En revanche, les deux championnats et les deux nationale d’élevage auxquels elle a participé ne lui ont pas apporté le succès escompté car elle est restée abonnée à une éternelle troisième place.
De plus, le plaisir partagé en expositions n’a été que de courte durée. Au bout de deux ans, elle me fit clairement comprendre que ce petit jeu ne l’amusait plus du tout. Elle commença à se présenter sur le ring avec les oreilles inclinées et une mine qui m’évoquait un peu une violette fanée ! J’étais tellement motivé que je refusais un peu de m’en rendre compte jusqu’à ce qu’un juge qui la connaissait bien ne me dise clairement quelque chose du style :
“Votre chienne est très jolie. Elle a bien gagné. Maintenant, elle en a assez, vous devriez arrêter.”
J’ai écouté et à Bourg en Bresse l’année suivante, alors que je tentais une dernière fois, le diagnostic s’est avéré exact. J’ai donc cessé les concours de beauté et Pénélope a retrouvé ses corbeilles et ses “copines”, enfin s’il on peut dire.
Les années qui suivirent
La belle a donc repris sa petite vie entre promenades tonitruantes et stages dans ses corbeilles gardées jalousement. Ce qu’il faut expliquer, c’est qu’elle n’aimait pas du tout se trouver en hauteur donc elle abandonnait aux autres très facilement les canapés et même mes genoux pour se créer un territoire bien à elle.
Pénélope est restée absolument parfaite pendant bien des années. Il m’était bien difficile de me rendre compte qu’elle avait vieilli. Jusqu’à l’âge de 11 ans, elle était une vraie bombe pour peu qu’on l’emmène promener à la campagne, ou, mieux encore, au bord de la mer où au moins d’un cours d’eau dont elle regardait les mouvements avec attention.
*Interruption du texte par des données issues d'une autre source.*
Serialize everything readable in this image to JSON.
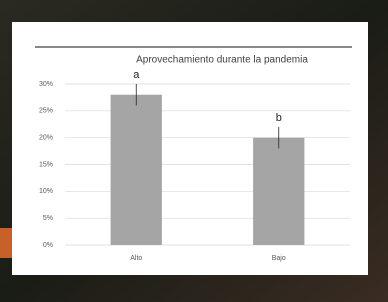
{
  "chart_data": {
    "type": "bar",
    "title": "Aprovechamiento durante la pandemia",
    "categories": [
      "Alto",
      "Bajo"
    ],
    "values": [
      28,
      20
    ],
    "errors": [
      2,
      2
    ],
    "annotations": [
      "a",
      "b"
    ],
    "color": "#a5a5a5",
    "ylim": [
      0,
      30
    ],
    "yticks": [
      {
        "value": 0,
        "label": "0%"
      },
      {
        "value": 5,
        "label": "5%"
      },
      {
        "value": 10,
        "label": "10%"
      },
      {
        "value": 15,
        "label": "15%"
      },
      {
        "value": 20,
        "label": "20%"
      },
      {
        "value": 25,
        "label": "25%"
      },
      {
        "value": 30,
        "label": "30%"
      }
    ],
    "grid": true
  }
}
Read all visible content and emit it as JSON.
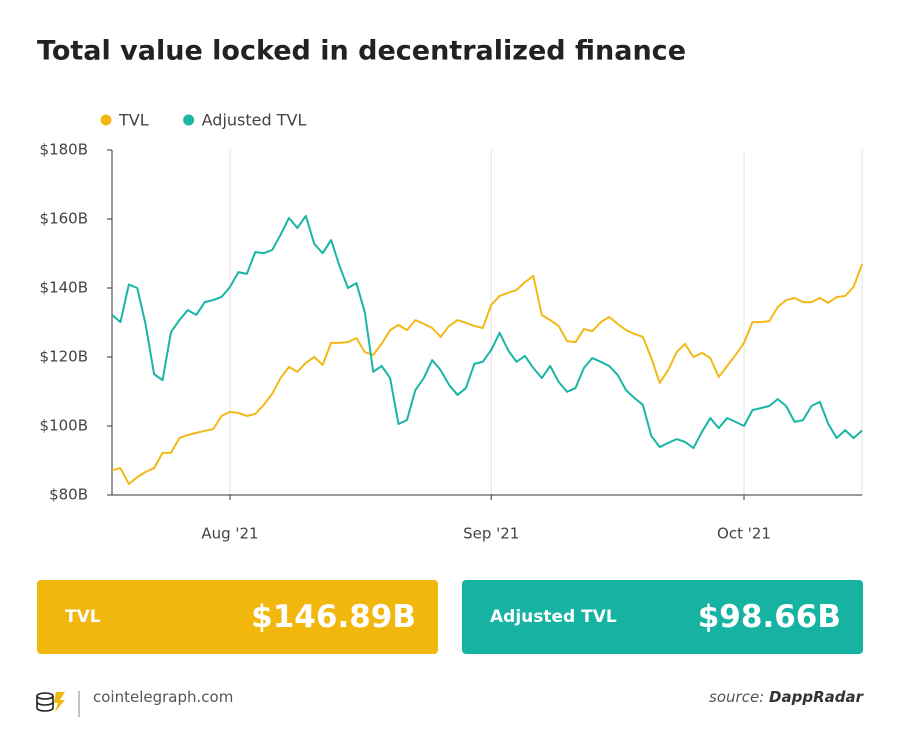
{
  "chart_data": {
    "type": "line",
    "title": "Total value locked in decentralized finance",
    "categories": [
      null,
      null,
      null,
      null,
      null,
      null,
      null,
      null,
      null,
      null,
      null,
      null,
      null,
      null,
      "Aug '21",
      null,
      null,
      null,
      null,
      null,
      null,
      null,
      null,
      null,
      null,
      null,
      null,
      null,
      null,
      null,
      null,
      null,
      null,
      null,
      null,
      null,
      null,
      null,
      null,
      null,
      null,
      null,
      null,
      null,
      null,
      "Sep '21",
      null,
      null,
      null,
      null,
      null,
      null,
      null,
      null,
      null,
      null,
      null,
      null,
      null,
      null,
      null,
      null,
      null,
      null,
      null,
      null,
      null,
      null,
      null,
      null,
      null,
      null,
      null,
      null,
      null,
      "Oct '21",
      null,
      null,
      null,
      null,
      null,
      null,
      null,
      null,
      null,
      null,
      null,
      null,
      null,
      null
    ],
    "series": [
      {
        "name": "TVL",
        "color": "#f2b916",
        "values": [
          87.2,
          87.8,
          83.2,
          85.2,
          86.7,
          87.8,
          92.2,
          92.2,
          96.5,
          97.4,
          98.0,
          98.6,
          99.1,
          102.9,
          104.1,
          103.8,
          102.9,
          103.5,
          106.1,
          109.3,
          113.9,
          117.1,
          115.7,
          118.3,
          120.0,
          117.7,
          124.1,
          124.1,
          124.3,
          125.5,
          121.4,
          120.6,
          123.8,
          127.8,
          129.3,
          127.8,
          130.7,
          129.6,
          128.4,
          125.8,
          129.0,
          130.7,
          129.9,
          129.0,
          128.4,
          135.1,
          137.7,
          138.6,
          139.4,
          141.7,
          143.5,
          132.2,
          130.7,
          129.0,
          124.6,
          124.3,
          128.1,
          127.5,
          130.1,
          131.6,
          129.6,
          127.8,
          126.7,
          125.8,
          119.7,
          112.5,
          116.2,
          121.4,
          123.8,
          120.0,
          121.2,
          119.7,
          114.2,
          117.4,
          120.6,
          124.1,
          130.1,
          130.1,
          130.4,
          134.5,
          136.5,
          137.1,
          135.9,
          135.9,
          137.1,
          135.7,
          137.4,
          137.7,
          140.3,
          146.89
        ]
      },
      {
        "name": "Adjusted TVL",
        "color": "#19b5a5",
        "values": [
          132.2,
          130.1,
          141.0,
          140.0,
          129.3,
          115.0,
          113.3,
          127.2,
          130.7,
          133.6,
          132.2,
          135.9,
          136.5,
          137.4,
          140.3,
          144.6,
          144.1,
          150.4,
          150.1,
          151.0,
          155.4,
          160.3,
          157.4,
          160.9,
          152.8,
          150.1,
          153.9,
          146.4,
          140.0,
          141.4,
          133.0,
          115.7,
          117.4,
          113.9,
          100.6,
          101.7,
          110.4,
          113.9,
          119.1,
          116.2,
          111.9,
          109.0,
          111.0,
          118.0,
          118.6,
          122.0,
          127.0,
          122.0,
          118.6,
          120.3,
          116.8,
          113.9,
          117.4,
          112.8,
          109.9,
          111.0,
          116.8,
          119.7,
          118.6,
          117.4,
          114.8,
          110.4,
          108.1,
          106.1,
          97.1,
          93.9,
          95.1,
          96.2,
          95.4,
          93.6,
          98.3,
          102.3,
          99.4,
          102.3,
          101.2,
          100.0,
          104.6,
          105.2,
          105.8,
          107.8,
          105.8,
          101.2,
          101.7,
          105.8,
          107.0,
          100.6,
          96.5,
          98.8,
          96.5,
          98.66
        ]
      }
    ],
    "ylim": [
      80,
      180
    ],
    "yticks": [
      {
        "value": 80,
        "label": "$80B"
      },
      {
        "value": 100,
        "label": "$100B"
      },
      {
        "value": 120,
        "label": "$120B"
      },
      {
        "value": 140,
        "label": "$140B"
      },
      {
        "value": 160,
        "label": "$160B"
      },
      {
        "value": 180,
        "label": "$180B"
      }
    ],
    "grid": "x",
    "legend": "top-left"
  },
  "cards": [
    {
      "label": "TVL",
      "value": "$146.89B",
      "color": "#f2b70d"
    },
    {
      "label": "Adjusted TVL",
      "value": "$98.66B",
      "color": "#16b3a3"
    }
  ],
  "footer": {
    "site": "cointelegraph.com",
    "source_prefix": "source:",
    "source": "DappRadar"
  }
}
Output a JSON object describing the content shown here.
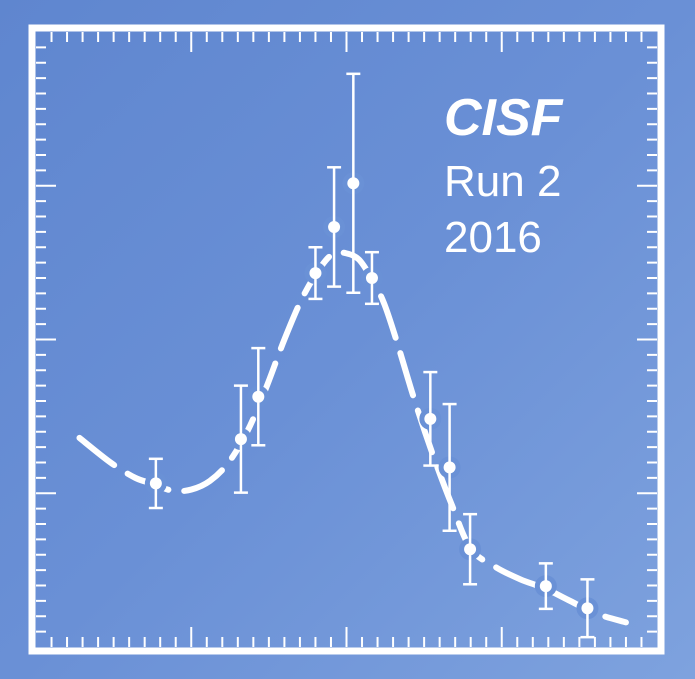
{
  "chart_data": {
    "type": "scatter",
    "annotations": {
      "experiment": "CISF",
      "run": "Run 2",
      "year": "2016"
    },
    "xlim": [
      0,
      100
    ],
    "ylim": [
      0,
      100
    ],
    "grid": false,
    "series": [
      {
        "kind": "points_with_errors",
        "points": [
          {
            "x": 19.3,
            "y": 26.6,
            "err": 4.0
          },
          {
            "x": 33.0,
            "y": 33.8,
            "err": 8.7
          },
          {
            "x": 35.8,
            "y": 40.7,
            "err": 7.9
          },
          {
            "x": 45.0,
            "y": 60.8,
            "err": 4.2
          },
          {
            "x": 48.0,
            "y": 68.3,
            "err": 9.7
          },
          {
            "x": 51.1,
            "y": 75.4,
            "err": 17.8
          },
          {
            "x": 54.1,
            "y": 60.0,
            "err": 4.2
          },
          {
            "x": 63.5,
            "y": 37.1,
            "err": 7.6
          },
          {
            "x": 66.6,
            "y": 29.2,
            "err": 10.3
          },
          {
            "x": 69.9,
            "y": 15.9,
            "err": 5.7
          },
          {
            "x": 82.1,
            "y": 9.9,
            "err": 3.7
          },
          {
            "x": 88.8,
            "y": 6.3,
            "err": 4.7
          }
        ]
      },
      {
        "kind": "fit_curve",
        "x": [
          7,
          12,
          16,
          19,
          22,
          25,
          28,
          31,
          34,
          37,
          40,
          43,
          46,
          48,
          50,
          52,
          54,
          56,
          58,
          61,
          64,
          67,
          70,
          74,
          78,
          82,
          86,
          90,
          95
        ],
        "y": [
          34,
          30,
          27.5,
          26.5,
          25.4,
          25.6,
          27,
          30,
          35,
          42,
          50,
          57,
          62,
          64,
          64,
          63,
          60,
          56,
          50,
          40,
          31,
          23,
          16,
          13,
          11,
          9.5,
          7.5,
          5.5,
          4
        ]
      }
    ]
  }
}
Toute sa vie, elle a conservé aussi sa volonté de dominer les autres animaux et particulièrement les chiens. Je me devais d’y faire très attention afin qu’elle n’aille pas arracher une touffe de poil au setter du Monsieur ou au caniche de la Dame que je croisais en ville.
Ce ne fut que la dernière année que l’âge se fit sentir. Nous étions allés nous promener au bord du lac des Settons dans le Morvan et, si elle était toujours aussi jolie, je remarquais que de petits problèmes de santé liés à l’âge commençaient à apparaître. Quelques mois plus tard, elle perdit un peu d’énergie et un problème à l’oeil acheva de l’affaiblir. La douzième année fut plus difficile mais elle continuait à avoir plaisir à vivre près de moi et à manger et réagir lorsque je m’occupais d’elle.
Pénélope est partie brutalement le 30 août 2011, l’avant-dernier jour de mes vacances. Son coeur s’est arrêté alors qu’elle était en train de manger.
Depuis, j’ai le projet de reprendre un bouledogue français mais je n’ai pas encore franchi le pas. Cette petite chienne avait une telle personnalité que j’ai peur de comparer avec un compagnon qui viendrait rejoindre ma petite meute pour vivre de nouvelles aventures. Je pense à Pénélope très souvent et elle me manque. Je garde d’elle son caractère de cochon, son espièglerie et le plaisir que j’avais tout simplement à la regarder vivre.